The search for new veterinary trypanocides would greatly benefit from a better understanding of the biology and the metabolism of animal trypanosomes. This knowledge will be essential to elucidate the mode of action of current trypanocides, understand the molecular factors underpinning resistance, identify new drug targets and quickly screen for new leads. This, in turn, will only be possible if improved laboratory techniques to study these parasites are developed. In particular, the definition of an in vitro culture system for the bloodstream form of T. vivax must be a high priority. At the same time, current empirically formulated culture media used for other trypanosomes should be improved, to better reflect physiological availability of nutrients and make their response to (experimental) drugs more predictive of the in vivo situation, including the rapid detection of resistance development in the field.

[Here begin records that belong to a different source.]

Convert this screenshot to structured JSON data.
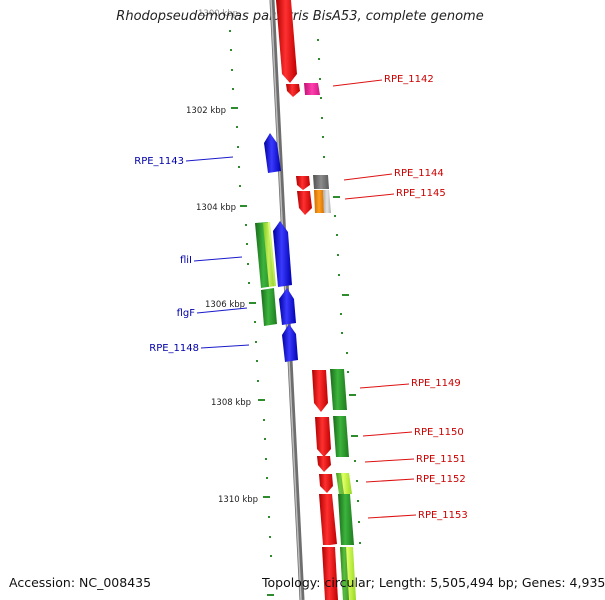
{
  "title": "Rhodopseudomonas palustris BisA53, complete genome",
  "accession_text": "Accession: NC_008435",
  "topology_text": "Topology: circular; Length: 5,505,494 bp; Genes: 4,935",
  "colors": {
    "tick": "#2e8b2e",
    "axis": "#8a8a8a",
    "red": "#ff1a1a",
    "blue": "#1a1aff",
    "green": "#2ea02e",
    "lightgreen": "#c8ff3c",
    "magenta": "#ff2aa0",
    "gray": "#777777",
    "orange": "#ff8c00",
    "lightgray": "#c8c8c8",
    "label_red": "#cc0000",
    "label_blue": "#0000aa"
  },
  "scale_labels": [
    "1300 kbp",
    "1302 kbp",
    "1304 kbp",
    "1306 kbp",
    "1308 kbp",
    "1310 kbp"
  ],
  "left_genes": [
    {
      "name": "RPE_1143"
    },
    {
      "name": "fliI"
    },
    {
      "name": "flgF"
    },
    {
      "name": "RPE_1148"
    }
  ],
  "right_genes": [
    {
      "name": "RPE_1142"
    },
    {
      "name": "RPE_1144"
    },
    {
      "name": "RPE_1145"
    },
    {
      "name": "RPE_1149"
    },
    {
      "name": "RPE_1150"
    },
    {
      "name": "RPE_1151"
    },
    {
      "name": "RPE_1152"
    },
    {
      "name": "RPE_1153"
    }
  ]
}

While waiting for new trypanocides to become available (which may be some years away) a correct and rational use of the few already licensed drugs is paramount to ensure continuity of their effectiveness. This requires an integrated approach that includes both vector control and appropriate livestock management. Improved, more sensitive diagnostics to promptly detect infected animals, correct treatment of these with the appropriate drug, and improvement of animal general health to help their immunological response to infection, are all important actions to be undertaken that will prolong the useful lifetime of any drug. Use of trypanotolerant breeds (in Africa) and restricting the movement of potentially infected animals (in particular those harbouring mechanically transmitted trypanosomes) are other important control measures to be implemented. The use of sanative pairs (such as diminazene and isometamidium) is essential, although ineffective on its own where multiple-drug resistant trypanosomes are present.

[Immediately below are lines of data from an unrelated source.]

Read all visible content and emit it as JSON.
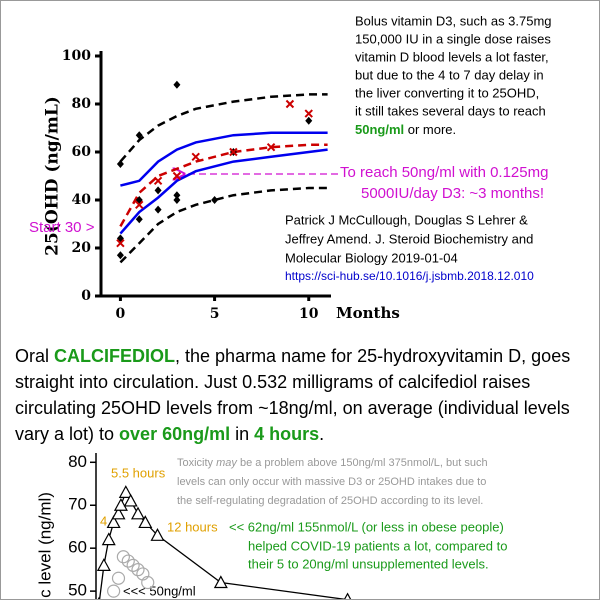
{
  "chart_data": [
    {
      "type": "line",
      "ylabel": "25(OHD (ng/mL)",
      "xlabel": "Months",
      "xlim": [
        -0.5,
        11.5
      ],
      "ylim": [
        0,
        100
      ],
      "xticks": [
        0,
        5,
        10
      ],
      "yticks": [
        0,
        20,
        40,
        60,
        80,
        100
      ],
      "series": [
        {
          "color": "#000000",
          "dashed": true,
          "x": [
            0,
            1,
            2,
            3,
            4,
            6,
            8,
            10,
            11
          ],
          "values": [
            56,
            65,
            71,
            75,
            78,
            81,
            83,
            84,
            84
          ]
        },
        {
          "color": "#cc0000",
          "dashed": true,
          "x": [
            0,
            1,
            2,
            3,
            4,
            6,
            8,
            10,
            11
          ],
          "values": [
            29,
            43,
            50,
            53,
            56,
            60,
            62,
            63,
            63
          ]
        },
        {
          "color": "#0000ee",
          "x": [
            0,
            1,
            2,
            3,
            4,
            6,
            8,
            10,
            11
          ],
          "values": [
            46,
            48,
            56,
            61,
            64,
            67,
            68,
            68,
            68
          ]
        },
        {
          "color": "#0000ee",
          "x": [
            0,
            1,
            2,
            3,
            4,
            6,
            8,
            10,
            11
          ],
          "values": [
            26,
            35,
            41,
            48,
            52,
            56,
            58,
            60,
            61
          ]
        },
        {
          "color": "#000000",
          "dashed": true,
          "x": [
            0,
            1,
            2,
            3,
            4,
            6,
            8,
            10,
            11
          ],
          "values": [
            14,
            22,
            30,
            35,
            38,
            42,
            44,
            45,
            45
          ]
        },
        {
          "color": "#000000",
          "marker": "diamond",
          "line": false,
          "x": [
            0,
            0,
            1,
            1,
            2,
            2,
            3,
            3,
            5,
            6,
            10,
            0,
            1,
            3
          ],
          "values": [
            24,
            17,
            40,
            32,
            44,
            36,
            40,
            42,
            40,
            60,
            73,
            55,
            67,
            88
          ]
        },
        {
          "color": "#cc0000",
          "marker": "x",
          "line": false,
          "x": [
            0,
            1,
            2,
            3,
            4,
            6,
            8,
            9,
            10
          ],
          "values": [
            22,
            38,
            48,
            50,
            58,
            60,
            62,
            80,
            76
          ]
        }
      ],
      "note": [
        "Bolus vitamin D3, such as 3.75mg",
        "150,000 IU in a single dose raises",
        "vitamin D blood levels a lot faster,",
        "but due to the 4 to 7 day delay in",
        "the liver converting it to 25OHD,",
        "it still takes several days to reach"
      ],
      "note_end": [
        "50ng/ml",
        " or more."
      ],
      "callout": [
        "To reach 50ng/ml with 0.125mg",
        "5000IU/day D3: ~3 months!"
      ],
      "start_label": "Start 30 >",
      "citation": [
        "Patrick J McCullough, Douglas S Lehrer &",
        "Jeffrey Amend. J. Steroid Biochemistry and",
        "Molecular Biology 2019-01-04"
      ],
      "url": "https://sci-hub.se/10.1016/j.jsbmb.2018.12.010"
    },
    {
      "type": "line",
      "ylabel": "matic level (ng/ml)",
      "xlim": [
        0,
        103
      ],
      "ylim": [
        47.7,
        81
      ],
      "yticks": [
        50,
        60,
        70,
        80
      ],
      "series": [
        {
          "color": "#000000",
          "marker": "triangle",
          "line": true,
          "x": [
            0,
            1,
            2,
            3,
            4,
            4.5,
            5.5,
            6.5,
            8,
            9.5,
            12,
            25,
            51
          ],
          "values": [
            47,
            56,
            62,
            66,
            68,
            70,
            73,
            71,
            68,
            66,
            63,
            52,
            48
          ]
        },
        {
          "color": "#aaaaaa",
          "marker": "circle",
          "line": false,
          "x": [
            3,
            4,
            5,
            6,
            7,
            8,
            9,
            10
          ],
          "values": [
            50,
            53,
            58,
            57,
            56,
            55,
            54,
            52
          ]
        }
      ],
      "toxicity": [
        [
          "Toxicity ",
          "may",
          " be a problem above 150ng/ml 375nmol/L, but such"
        ],
        "levels can only occur with massive D3 or 25OHD intakes due to",
        "the self-regulating degradation of 25OHD according to its level."
      ],
      "peak_label": "5.5 hours",
      "early_label": "4",
      "late_label": "12 hours",
      "covid": [
        "<< 62ng/ml 155nmol/L (or less in obese people)",
        "helped COVID-19 patients a lot, compared to",
        "their 5 to 20ng/ml unsupplemented levels."
      ],
      "level_label": "<<< 50ng/ml"
    }
  ],
  "paragraph": [
    "Oral ",
    "CALCIFEDIOL",
    ", the pharma name for 25-hydroxyvitamin D, goes straight into circulation.  Just 0.532 milligrams of calcifediol raises circulating 25OHD levels from ~18ng/ml, on average (individual levels vary a lot) to ",
    "over 60ng/ml",
    " in ",
    "4 hours",
    "."
  ]
}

Constant monitoring of drug use and drug resistance appearance will be crucial for correct trypanocide use and to readily improve recommendations for first use and for back up drugs to be utilized in a certain areas when resistance has been confirmed. More efforts and resources will be needed in this field, in order to better understand the extent and the distribution of the trypanosomiases and of resistance to the veterinary trypanocides. The FAO, in collaboration with the International Atomic Energy Agency (IAEA) and the framework of the Programme Against African Trypanosomosis (PAAT) are working in this direction with the launch of the ‘Atlas of tsetse and AAT’, aimed at developing a geospatial database of AAT and Glossina species (Cecchi et al. 2014). For an accurate map of drug resistance occurrence, however, improved tools for its detection in the field are needed, and their development will highly depend on a more thorough understanding of the basic processes that determine resistance onset.